An op-ed in the New York Times’ Week in Review is emblematic of the best of this disapproving sentiment. Yet even it mixes together fundamental misconceptions about the entire Common Core project with legitimate issues of inadequate preparation for teachers and students and poor implementation by state education departments and districts. The Common Core is described as a “radical curriculum” that was introduced with “hardly any public discussion.” We are told that it is a “one size fits all” approach, built upon a standardized script that teachers must use for instruction. Finally, it is suggested that the Common Core is a “game that has been so prearranged that many, if not most, of the players will fail.”
This is the Common Core seen through the prism of a fun house mirror. In truth, the Common Core is neither “radical” nor a “curriculum,” but a set of grade level performance standards for student achievement in the core academic disciplines of English Language Arts and Mathematics.* Indeed, one of the more telling criticisms of the implementation of the Common Core is that in all too many states, districts and schools, these standards have not been developed into curricula which teachers could readily use in their classrooms.
The Common Core has been the product of a lengthy and multi-stage process. The English Language Arts and Mathematics standards were themselves first developed, using procedures that included major, substantive feedback from teams of teacher practitioners from across the country.** The two sponsoring organizations, the Council of Chief State School Officers (CCSSO) and the National Governors Association (NGA), published the draft standards for comment, and adopted them only after the incorporating changes that they received during that process. Finally, the standards were adopted by forty-five separate states and the District of Columbia, each with their own statewide educational decision-making body and process. At each step of the way, there has been vigorous and open debate. It is hard to conceive how that process could have been any more public or transparent.”

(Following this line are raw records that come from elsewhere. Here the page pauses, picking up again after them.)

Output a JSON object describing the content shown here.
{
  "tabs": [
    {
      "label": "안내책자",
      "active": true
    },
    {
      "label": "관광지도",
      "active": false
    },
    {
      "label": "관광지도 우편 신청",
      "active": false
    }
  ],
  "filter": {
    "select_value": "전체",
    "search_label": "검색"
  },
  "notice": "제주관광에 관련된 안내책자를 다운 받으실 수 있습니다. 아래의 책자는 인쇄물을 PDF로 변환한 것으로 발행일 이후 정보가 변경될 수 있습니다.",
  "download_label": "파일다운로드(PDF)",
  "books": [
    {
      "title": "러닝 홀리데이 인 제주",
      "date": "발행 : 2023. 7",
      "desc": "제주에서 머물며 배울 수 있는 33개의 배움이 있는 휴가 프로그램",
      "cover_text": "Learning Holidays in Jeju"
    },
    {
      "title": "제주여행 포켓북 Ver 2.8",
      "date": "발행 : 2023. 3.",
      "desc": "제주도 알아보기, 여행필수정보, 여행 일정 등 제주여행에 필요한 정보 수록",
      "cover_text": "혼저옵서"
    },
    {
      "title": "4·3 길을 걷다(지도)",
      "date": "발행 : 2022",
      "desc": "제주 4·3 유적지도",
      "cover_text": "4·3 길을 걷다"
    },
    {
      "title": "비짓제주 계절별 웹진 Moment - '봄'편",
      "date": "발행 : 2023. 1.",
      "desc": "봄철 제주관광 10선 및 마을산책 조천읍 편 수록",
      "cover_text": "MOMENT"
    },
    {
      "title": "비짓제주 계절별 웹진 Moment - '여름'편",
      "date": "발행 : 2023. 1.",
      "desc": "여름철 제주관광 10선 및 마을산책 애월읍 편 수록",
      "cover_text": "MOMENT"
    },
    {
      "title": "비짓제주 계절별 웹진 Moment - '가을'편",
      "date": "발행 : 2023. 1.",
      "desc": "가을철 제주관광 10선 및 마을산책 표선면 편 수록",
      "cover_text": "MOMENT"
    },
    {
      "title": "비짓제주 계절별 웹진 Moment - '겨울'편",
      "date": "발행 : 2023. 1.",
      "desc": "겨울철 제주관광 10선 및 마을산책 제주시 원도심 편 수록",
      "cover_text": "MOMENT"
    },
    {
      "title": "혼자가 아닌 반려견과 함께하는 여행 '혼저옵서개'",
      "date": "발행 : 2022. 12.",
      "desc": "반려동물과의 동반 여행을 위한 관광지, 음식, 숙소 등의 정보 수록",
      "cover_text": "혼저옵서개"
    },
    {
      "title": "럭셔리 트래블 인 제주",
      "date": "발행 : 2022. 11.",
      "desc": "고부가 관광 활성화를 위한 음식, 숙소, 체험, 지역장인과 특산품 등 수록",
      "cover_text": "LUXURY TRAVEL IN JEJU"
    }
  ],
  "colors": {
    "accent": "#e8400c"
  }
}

Far from a “one size fits all” approach, the Common Core was designed to establish broad performance standards that could be easily adapted to quite different curricula and pedagogical approaches. The notion that it constitutes an exacting script that every teacher would need to follow precisely is so far from the actual reality that it leaves one wondering if some of the critics have actually read the Common Core standards they so fiercely denounce.
Finally, the all-too-real ‘game’ that establishes winners and losers for life is the current state of American education, with its unforgiving inequality in the quality of education provided to the wealthy and to the poor, to white students and to students of color. Almost sixty years after our nation made a promise in Brown v. Education to end separate and unequal education, our schools continue to embody and perpetuate the radical economic inequalities that have grown so dramatically in American society over the past three decades. If anything, the Common Core gives us a new means to address this ongoing stain on our national education.